Homebuyers frustrated in April as inventory problems remain 'critical'
Homebuyers again had a hard time snagging a house in April, with signed contracts not budging from the month before, during what is supposed to be the busiest season for buying.
The National Association of Realtors’ index of pending home sales remained at a 78.9 reading in April, posting no change from March when the index unexpectedly tanked 5.2%, according to data released from the National Association of Realtors this week. That was below the 1% gain that Bloomberg economists predicted. On a yearly basis, pending transactions dropped by 20.3%
The gauge, a leading sign of the housing market's health, further accentuates how inventory challenges are thwarting buyers still in the market as elevated mortgage rates convince homeowners to delay their selling plans.
“Not all buying interests are being completed due to limited inventory,” NAR Chief Economist Lawrence Yun wrote in the press release. "Affordability challenges certainly remain and continue to hold back contract signings, but a sizable increase in housing inventory will be critical to get more Americans moving.”
On a monthly basis, contract signings improved in three US regions, but dropped in the Northeast. Still, pending home sales sank in all four regions compared with one year ago.
Contract signings in the Northeast slipped 11.3% from last month and were down 21.8% from April 2022. Pending sales climbed in the Midwest 3.6% in April, down 21.4% from one year ago. The South registered a monthly increase of 0.1% in pending sales in April, sinking 16.7% from the prior year. Activity in the West increased to 4.7% in April, sliding 26.0% from April 2022.
“Minor monthly variations in regional activity are typical,” said Yun.
“The South’s pending home sales activity is similar to that of 2001, but the Midwest’s activity has decreased by 22% in that same period, and the Northeast and West regions are both about 40% lower than they were in 2001,” Yun added.
The results show that the spring selling season didn’t start with a bang. A big factor weighing on the market is the shortage of homes in the resale market, a longtime trend made worse by rising mortgage rates.
In April, the average rate on the 30-year fixed mortgage ranged from 6.27% to 6.43%, according to Freddie Mac, with the rate climbing higher as the month progressed. Buyers this month continue to feel the brunt of higher rates, with the rate on the average 30-year fixed mortgage jumping to 6.57% this week, up from 6.39% the week ended May 25, according to Freddie Mac.
Those higher rates have affected the market in two ways.
First, affordability has deteriorated for buyers. The national median payment applied for by buyers increased 0.9% to $2,112 from $2,093 in March, according to new data Thursday from the Mortgage Bankers Association.
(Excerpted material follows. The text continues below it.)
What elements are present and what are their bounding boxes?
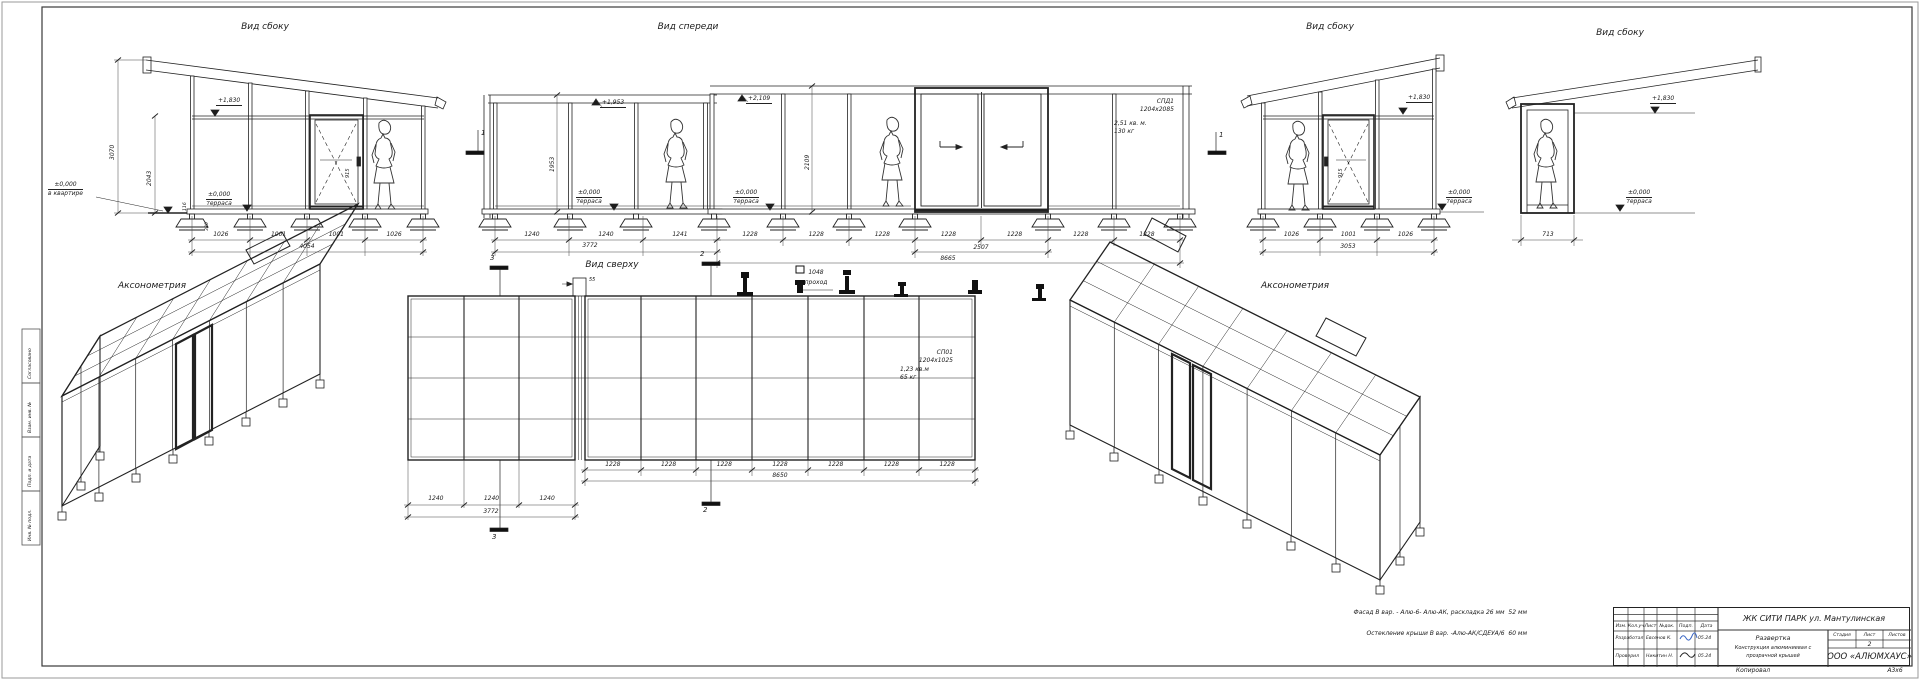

“While consumers are beginning to adjust to the reality of higher mortgage rates, affordability remains significantly constrained compared with one year ago," Odeta Kushi, First American Deputy Chief Economist, wrote in a statement.
That's kept many buyers on the sidelines, while others have been enticed back to the new home market by deals provided by homebuilders.
"Additionally, higher mortgage rates are keeping existing homeowners rate locked-in and limiting inventory," Kushi added.
Around 90% of homeowners with mortgages have a rate below 5%, far better than the prevailing rate, according to Toll Brothers CEO Doug Yearley.
"Existing homeowners are reluctant to give up their low rate mortgages, which has led to historically tight resale inventories," Yearley said this week on the company's earnings call.
Total housing inventory climbed to 1.04 million units of existing homes in April, up 7.2% from March's figure and down just 1% from a year ago, the NAR reported. But that seasonal increase is smaller than historical average of 10%.
April's supply of homes sat at 2.9 months, better than in March and a year ago, but far below the 6-month supply that is considered a healthy market.
"You can’t buy what’s not for sale,” Kushi said.